Wednesday, February 11, 2004

I'm afraid this is too true

Yet not so true as to signal an impending catastrophe. From IndyMedia:

"We are now entering the age of Empire once again, the age of not just any typical empire, not a Roman imperial project as the Romans themselves benefited by Rome. No, this American-led (militarily) but Western (Northern/Western) commercial empire, and all empires are commercial, is a corporate empire. Corporatism is its fundamental ideology, not religion, not nationalism (though nationalistic rhetoric must be used on the ignorant masses that know little of such things), but a new secular religion with mammon as its god, free markets (read managed competition between only the largest monopoly enterprises) and democracy as its shill, its cover, its myth. Freedom for the Iraqi people, while freedom slips away in America, in Great Britain, in every nation on earth?"

I doubt the power of these Monopoly enterprises, except possibly for the banks which directly benefit as the first recipients increases in the money supply. These organizations turn over and so do the people in them. It's true that corporatists use the language of free markets as cover, as well as using public-private partnerships, managed care, and a phony form of privatization to cover up sweetheart deals for cronies.

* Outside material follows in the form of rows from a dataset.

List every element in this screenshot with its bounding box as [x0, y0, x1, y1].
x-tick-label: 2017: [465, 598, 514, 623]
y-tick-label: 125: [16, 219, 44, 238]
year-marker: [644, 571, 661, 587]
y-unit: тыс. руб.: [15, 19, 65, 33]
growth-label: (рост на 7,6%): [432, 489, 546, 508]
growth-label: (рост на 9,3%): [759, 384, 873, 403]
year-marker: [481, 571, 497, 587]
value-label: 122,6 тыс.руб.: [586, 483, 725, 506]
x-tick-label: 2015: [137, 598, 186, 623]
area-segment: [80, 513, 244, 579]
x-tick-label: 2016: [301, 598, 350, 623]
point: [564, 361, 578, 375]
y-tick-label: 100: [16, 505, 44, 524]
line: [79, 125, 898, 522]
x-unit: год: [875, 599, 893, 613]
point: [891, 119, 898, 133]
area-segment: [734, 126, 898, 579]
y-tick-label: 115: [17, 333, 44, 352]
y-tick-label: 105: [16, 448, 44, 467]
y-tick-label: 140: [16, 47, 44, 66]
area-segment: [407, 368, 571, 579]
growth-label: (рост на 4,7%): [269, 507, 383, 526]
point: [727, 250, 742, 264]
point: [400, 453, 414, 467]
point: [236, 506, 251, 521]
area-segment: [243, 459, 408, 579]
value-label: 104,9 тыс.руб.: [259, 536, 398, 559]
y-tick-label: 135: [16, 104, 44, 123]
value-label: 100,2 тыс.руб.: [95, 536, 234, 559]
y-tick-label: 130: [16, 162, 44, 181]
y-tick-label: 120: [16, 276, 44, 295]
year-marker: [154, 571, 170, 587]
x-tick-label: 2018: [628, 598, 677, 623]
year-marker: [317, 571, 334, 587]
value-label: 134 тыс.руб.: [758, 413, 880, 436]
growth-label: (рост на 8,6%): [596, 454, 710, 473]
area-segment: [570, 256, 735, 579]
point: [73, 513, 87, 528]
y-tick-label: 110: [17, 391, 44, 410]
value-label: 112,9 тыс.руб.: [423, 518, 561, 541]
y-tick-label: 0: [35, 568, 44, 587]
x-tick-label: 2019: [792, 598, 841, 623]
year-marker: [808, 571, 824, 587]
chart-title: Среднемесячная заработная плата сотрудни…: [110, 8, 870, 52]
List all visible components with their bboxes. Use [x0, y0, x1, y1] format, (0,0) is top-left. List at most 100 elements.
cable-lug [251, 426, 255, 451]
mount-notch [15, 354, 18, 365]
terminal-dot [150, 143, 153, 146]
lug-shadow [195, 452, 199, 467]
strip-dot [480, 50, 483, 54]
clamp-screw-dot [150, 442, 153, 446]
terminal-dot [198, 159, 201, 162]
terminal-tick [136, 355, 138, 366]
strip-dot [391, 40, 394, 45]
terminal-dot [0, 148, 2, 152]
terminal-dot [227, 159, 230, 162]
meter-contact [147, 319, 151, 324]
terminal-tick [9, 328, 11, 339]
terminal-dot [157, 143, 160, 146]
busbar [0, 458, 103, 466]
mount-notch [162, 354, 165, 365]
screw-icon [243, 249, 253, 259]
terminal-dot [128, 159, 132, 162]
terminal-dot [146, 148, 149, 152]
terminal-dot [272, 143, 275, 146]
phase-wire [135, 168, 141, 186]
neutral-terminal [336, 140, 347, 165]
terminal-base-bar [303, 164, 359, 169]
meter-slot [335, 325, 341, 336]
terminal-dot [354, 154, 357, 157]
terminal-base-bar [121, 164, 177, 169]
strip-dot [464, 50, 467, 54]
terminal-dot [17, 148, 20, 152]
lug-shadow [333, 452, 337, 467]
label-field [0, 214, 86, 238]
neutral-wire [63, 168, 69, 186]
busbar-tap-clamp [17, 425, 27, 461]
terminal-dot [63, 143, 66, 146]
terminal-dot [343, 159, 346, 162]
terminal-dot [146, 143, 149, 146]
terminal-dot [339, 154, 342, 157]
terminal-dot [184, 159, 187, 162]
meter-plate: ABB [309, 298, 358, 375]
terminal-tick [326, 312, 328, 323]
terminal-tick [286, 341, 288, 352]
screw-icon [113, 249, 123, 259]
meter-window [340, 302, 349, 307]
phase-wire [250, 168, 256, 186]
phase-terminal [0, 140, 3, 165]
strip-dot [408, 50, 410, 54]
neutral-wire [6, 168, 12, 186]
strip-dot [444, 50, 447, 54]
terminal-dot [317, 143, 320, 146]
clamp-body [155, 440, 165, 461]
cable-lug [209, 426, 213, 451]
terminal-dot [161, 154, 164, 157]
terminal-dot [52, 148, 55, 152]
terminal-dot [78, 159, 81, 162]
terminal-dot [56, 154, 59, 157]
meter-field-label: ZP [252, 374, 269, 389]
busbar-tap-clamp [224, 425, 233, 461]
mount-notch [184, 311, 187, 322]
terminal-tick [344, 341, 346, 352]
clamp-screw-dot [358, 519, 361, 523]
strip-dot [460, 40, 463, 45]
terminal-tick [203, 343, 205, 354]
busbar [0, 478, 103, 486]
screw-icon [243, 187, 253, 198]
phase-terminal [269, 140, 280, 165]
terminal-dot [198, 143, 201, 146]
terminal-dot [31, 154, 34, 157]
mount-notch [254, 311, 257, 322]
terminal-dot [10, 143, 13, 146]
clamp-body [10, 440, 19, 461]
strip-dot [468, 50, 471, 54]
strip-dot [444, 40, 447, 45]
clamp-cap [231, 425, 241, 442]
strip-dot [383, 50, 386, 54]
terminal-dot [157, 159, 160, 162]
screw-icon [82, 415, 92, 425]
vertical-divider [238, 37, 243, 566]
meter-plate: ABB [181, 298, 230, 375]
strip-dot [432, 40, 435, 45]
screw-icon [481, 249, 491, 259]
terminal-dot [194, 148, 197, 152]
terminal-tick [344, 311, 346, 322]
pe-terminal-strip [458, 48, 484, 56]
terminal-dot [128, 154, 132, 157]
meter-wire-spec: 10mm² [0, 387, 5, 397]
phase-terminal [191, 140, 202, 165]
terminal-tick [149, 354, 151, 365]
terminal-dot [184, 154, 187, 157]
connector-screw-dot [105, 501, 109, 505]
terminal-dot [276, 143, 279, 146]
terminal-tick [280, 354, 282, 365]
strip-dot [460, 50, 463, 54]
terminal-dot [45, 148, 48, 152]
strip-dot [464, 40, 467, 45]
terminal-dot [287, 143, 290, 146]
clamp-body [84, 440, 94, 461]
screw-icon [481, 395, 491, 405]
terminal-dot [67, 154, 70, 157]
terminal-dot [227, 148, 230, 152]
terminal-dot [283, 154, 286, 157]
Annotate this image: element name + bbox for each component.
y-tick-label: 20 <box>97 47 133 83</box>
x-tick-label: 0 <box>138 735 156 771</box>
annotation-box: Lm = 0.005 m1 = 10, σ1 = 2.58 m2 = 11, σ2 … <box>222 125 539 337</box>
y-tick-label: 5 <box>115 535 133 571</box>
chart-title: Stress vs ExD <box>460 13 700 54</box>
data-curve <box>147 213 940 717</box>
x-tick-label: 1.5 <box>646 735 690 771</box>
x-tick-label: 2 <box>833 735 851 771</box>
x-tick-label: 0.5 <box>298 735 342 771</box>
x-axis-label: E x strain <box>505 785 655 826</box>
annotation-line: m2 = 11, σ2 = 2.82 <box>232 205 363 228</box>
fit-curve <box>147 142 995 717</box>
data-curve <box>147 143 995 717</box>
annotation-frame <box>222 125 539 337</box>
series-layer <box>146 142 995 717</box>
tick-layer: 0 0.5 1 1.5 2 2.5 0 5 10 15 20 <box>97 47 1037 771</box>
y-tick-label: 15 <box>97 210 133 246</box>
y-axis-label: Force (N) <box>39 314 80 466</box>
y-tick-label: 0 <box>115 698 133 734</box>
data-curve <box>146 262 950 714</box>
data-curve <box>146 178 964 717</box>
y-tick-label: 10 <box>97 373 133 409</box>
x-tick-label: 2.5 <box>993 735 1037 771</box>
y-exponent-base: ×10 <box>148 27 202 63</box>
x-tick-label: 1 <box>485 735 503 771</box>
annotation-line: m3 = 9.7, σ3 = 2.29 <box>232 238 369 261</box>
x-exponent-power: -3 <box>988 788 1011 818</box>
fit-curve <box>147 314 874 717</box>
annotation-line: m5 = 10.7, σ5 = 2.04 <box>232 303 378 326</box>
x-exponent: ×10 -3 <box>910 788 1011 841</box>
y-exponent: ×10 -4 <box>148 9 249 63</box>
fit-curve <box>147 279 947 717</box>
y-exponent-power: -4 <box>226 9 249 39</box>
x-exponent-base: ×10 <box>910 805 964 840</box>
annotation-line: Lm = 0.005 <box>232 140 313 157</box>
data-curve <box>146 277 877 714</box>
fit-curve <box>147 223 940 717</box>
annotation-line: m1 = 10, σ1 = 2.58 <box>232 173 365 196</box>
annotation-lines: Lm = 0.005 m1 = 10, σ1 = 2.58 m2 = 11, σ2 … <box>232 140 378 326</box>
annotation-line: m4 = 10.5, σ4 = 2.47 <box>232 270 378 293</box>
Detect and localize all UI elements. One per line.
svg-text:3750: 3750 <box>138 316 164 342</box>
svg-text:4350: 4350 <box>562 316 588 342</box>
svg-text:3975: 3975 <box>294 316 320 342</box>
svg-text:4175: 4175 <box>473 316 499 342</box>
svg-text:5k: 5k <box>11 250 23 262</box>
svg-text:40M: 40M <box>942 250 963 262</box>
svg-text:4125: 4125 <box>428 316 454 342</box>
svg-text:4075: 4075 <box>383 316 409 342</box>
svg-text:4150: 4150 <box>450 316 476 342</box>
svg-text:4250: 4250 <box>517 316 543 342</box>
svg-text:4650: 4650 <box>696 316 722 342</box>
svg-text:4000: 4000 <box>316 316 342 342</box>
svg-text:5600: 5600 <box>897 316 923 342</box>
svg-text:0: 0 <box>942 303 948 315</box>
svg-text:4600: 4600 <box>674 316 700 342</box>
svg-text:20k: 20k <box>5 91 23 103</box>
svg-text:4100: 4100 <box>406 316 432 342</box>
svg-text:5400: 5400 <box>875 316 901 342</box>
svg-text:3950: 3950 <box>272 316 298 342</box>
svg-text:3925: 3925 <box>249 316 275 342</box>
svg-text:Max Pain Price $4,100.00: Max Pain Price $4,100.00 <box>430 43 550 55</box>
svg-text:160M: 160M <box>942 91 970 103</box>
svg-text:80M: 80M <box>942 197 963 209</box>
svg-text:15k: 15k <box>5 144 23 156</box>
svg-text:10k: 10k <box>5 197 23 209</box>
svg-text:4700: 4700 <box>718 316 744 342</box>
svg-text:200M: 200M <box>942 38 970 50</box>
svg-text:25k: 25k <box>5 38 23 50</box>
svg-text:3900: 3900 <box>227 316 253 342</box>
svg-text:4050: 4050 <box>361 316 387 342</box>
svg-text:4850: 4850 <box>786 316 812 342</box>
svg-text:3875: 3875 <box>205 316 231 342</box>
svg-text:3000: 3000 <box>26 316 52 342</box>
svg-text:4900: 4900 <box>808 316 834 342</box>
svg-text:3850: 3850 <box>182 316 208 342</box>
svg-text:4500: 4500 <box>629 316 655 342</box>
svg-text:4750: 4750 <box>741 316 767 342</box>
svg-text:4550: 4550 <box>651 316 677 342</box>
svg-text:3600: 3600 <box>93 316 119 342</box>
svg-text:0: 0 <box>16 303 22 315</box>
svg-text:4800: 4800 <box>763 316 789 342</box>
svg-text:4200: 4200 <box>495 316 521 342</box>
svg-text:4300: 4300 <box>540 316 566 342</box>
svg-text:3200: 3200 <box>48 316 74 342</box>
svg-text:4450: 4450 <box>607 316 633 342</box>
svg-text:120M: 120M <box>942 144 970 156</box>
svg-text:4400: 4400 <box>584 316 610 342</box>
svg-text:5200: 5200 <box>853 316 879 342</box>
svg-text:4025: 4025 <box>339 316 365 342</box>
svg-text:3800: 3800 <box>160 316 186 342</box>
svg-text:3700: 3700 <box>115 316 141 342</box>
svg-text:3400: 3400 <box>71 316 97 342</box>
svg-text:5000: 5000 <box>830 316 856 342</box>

By which I mean illicit cooperation between politicians and/or bureaucrats which squelches the competitors of a favored business, thereby creating either an open or de facto monopoly.
But we are not yet at the stage of Soviet Russia, Communist China or Baathist Iraq.
We're not even at the stage of present day Europe, and it's Big Labor squelching their economies. Or economy, as it were.

Mammon isn't so much a threat unless you include powerlust in its definition. A great many people in the world today make their living by providing products and services for the comfort of others, beyond food, clothing and shelter. Comforts were provided for poorly in the controlled economies, and the masses lived very poorly and sometimes died.